Жалейка сочувственно похлопал Энгле по спине и махнул рукой дальше на тропу.
– Это всё замечательно, но нам лучше дальше пойти. Нас ворожея сюда выпустила, значит, таков наш путь. А ты, стало быть, в обратку шёл?
Энгле наморщил лоб, переводя рассеянный взгляд с Нима на Жалейку и обратно.
– Я… не помню. Верите, нет? Даже не понял, как здесь очутился. Вышел из Липоцвета день назад, думал, пешочком потихоньку до дома дойду, если Золотой Отец меня схоронит и не допустит, чтобы чего со мной случилось. А потом вдруг смотрю – лес незнакомый, тёмный, голоса слышу, а это – вы.

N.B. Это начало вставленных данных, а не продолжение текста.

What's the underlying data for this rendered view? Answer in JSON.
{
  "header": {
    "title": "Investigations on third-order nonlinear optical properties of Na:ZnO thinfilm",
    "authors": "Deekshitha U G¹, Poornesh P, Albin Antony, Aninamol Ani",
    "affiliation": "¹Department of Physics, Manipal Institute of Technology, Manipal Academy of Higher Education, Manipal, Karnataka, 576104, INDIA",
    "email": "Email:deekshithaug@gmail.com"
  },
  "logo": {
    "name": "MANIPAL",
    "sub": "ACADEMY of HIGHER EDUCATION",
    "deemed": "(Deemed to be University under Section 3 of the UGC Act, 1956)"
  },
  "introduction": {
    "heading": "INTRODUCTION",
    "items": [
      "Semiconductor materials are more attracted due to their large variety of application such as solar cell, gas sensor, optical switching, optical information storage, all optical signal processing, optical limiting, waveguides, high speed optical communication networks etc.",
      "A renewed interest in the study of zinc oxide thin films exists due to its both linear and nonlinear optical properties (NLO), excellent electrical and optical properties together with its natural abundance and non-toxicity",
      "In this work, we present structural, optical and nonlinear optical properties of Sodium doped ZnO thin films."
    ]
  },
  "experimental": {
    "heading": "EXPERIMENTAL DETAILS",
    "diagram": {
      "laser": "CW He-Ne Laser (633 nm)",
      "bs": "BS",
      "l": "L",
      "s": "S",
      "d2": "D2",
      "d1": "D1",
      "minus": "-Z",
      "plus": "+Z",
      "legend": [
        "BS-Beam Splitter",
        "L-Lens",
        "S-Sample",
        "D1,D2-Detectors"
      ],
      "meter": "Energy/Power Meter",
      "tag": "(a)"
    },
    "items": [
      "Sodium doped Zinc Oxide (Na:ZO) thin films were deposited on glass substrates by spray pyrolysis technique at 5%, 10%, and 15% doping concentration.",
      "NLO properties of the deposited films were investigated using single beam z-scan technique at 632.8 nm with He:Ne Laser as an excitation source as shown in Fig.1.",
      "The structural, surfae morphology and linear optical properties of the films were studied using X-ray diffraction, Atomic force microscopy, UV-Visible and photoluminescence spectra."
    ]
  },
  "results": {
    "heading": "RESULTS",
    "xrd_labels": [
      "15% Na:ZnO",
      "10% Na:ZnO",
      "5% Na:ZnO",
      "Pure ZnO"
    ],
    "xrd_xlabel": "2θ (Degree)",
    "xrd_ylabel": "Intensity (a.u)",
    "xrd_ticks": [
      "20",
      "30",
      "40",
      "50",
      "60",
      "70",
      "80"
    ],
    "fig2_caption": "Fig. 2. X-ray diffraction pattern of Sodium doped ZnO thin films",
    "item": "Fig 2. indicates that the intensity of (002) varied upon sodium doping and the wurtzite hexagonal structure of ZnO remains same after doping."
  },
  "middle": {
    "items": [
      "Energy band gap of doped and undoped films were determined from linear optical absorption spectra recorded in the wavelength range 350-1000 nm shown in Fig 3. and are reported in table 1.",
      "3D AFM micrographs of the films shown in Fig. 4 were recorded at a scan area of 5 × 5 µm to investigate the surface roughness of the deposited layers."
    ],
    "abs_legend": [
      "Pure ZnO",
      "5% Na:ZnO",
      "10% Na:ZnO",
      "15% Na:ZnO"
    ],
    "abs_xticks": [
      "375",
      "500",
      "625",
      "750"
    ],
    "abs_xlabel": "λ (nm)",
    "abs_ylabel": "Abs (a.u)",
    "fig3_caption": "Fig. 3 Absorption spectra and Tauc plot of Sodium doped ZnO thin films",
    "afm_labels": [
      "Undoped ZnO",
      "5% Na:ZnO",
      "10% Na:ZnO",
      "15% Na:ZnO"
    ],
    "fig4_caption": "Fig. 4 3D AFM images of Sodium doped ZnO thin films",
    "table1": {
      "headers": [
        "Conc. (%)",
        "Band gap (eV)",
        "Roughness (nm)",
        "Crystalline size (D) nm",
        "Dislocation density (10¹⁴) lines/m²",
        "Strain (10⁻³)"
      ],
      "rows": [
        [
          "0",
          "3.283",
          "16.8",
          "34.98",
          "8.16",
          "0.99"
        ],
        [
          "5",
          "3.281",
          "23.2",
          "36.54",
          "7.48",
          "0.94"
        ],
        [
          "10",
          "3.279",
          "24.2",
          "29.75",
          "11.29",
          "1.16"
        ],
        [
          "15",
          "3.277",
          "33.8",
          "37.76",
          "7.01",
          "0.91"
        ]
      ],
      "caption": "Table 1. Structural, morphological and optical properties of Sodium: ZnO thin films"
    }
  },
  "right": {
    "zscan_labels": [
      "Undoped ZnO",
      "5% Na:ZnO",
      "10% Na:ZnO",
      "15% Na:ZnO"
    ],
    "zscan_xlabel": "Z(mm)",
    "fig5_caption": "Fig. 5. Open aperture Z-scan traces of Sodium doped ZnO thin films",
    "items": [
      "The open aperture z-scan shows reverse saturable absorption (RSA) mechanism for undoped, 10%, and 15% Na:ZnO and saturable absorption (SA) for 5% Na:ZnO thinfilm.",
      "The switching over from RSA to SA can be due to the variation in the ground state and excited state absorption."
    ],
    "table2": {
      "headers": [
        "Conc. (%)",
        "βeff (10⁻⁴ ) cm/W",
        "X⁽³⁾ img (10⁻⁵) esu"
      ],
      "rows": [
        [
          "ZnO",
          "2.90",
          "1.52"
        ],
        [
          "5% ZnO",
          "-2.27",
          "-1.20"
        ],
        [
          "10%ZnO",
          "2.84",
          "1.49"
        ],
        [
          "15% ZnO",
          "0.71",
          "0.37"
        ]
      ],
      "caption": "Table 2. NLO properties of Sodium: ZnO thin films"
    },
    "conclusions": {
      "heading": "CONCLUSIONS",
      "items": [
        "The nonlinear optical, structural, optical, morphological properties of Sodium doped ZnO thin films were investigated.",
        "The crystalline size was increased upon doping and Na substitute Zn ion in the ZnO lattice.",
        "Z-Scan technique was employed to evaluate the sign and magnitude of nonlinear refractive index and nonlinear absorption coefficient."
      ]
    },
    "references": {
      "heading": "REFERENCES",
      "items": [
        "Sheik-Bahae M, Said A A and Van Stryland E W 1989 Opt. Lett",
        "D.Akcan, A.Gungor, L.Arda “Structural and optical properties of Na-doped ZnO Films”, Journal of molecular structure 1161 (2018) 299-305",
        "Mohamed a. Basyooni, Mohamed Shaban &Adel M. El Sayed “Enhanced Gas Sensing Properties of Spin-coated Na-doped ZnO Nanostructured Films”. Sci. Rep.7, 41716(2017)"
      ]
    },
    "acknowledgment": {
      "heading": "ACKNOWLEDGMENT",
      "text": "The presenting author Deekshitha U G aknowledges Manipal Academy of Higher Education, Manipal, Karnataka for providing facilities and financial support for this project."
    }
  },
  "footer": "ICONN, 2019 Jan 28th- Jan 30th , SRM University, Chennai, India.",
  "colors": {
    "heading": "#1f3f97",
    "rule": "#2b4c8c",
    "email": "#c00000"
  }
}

Велемир с Нимом переглянулись. Ниму и без того совсем не нравилось, что ворожея нарочно выпустила их в незнакомом месте, но раз и Энгле кто-то закружил, не предупредив ни о чём…
– Мы будто бы топчемся, бежим куда-то, а на самом деле – стоим все на одном месте, – процедил он, начиная закипать от злости. – Ваши Княжества – сплошной заколдованный круг. Если ступил в него, то уже не выберешься, будешь кружить и кружить, пока замертво не упадёшь. Неужели вы не замечаете? Неужели не понимаете, что кто-то вертит нами, как дитя – игрушками?
Последние слова он прошипел, плюясь от досады и обиды. Даже радость от встречи с Энгле померкла, будто её испортило, отравило то обстоятельство, что встреча оказалась подстроенной, ненастоящей будто.
– Сейчас стоим, а вот сейчас – не стоим, – объявил Жалейка и радостно поскакал по тропе.
– Какой-то он… слабоумный, что ли? – спросил Энгле.
– Почти такой же, как ты. Вы подружитесь, – ответил Велемир и пошёл за Жалейкой. Мейя так и следовала за свечником по пятам, будто обратилась его тенью, приросла к одежде.
«А чтоб вас всех», – подумал Ним, плюнул в сердцах и поплёлся догонять, как делал уже бесчисленное множество раз.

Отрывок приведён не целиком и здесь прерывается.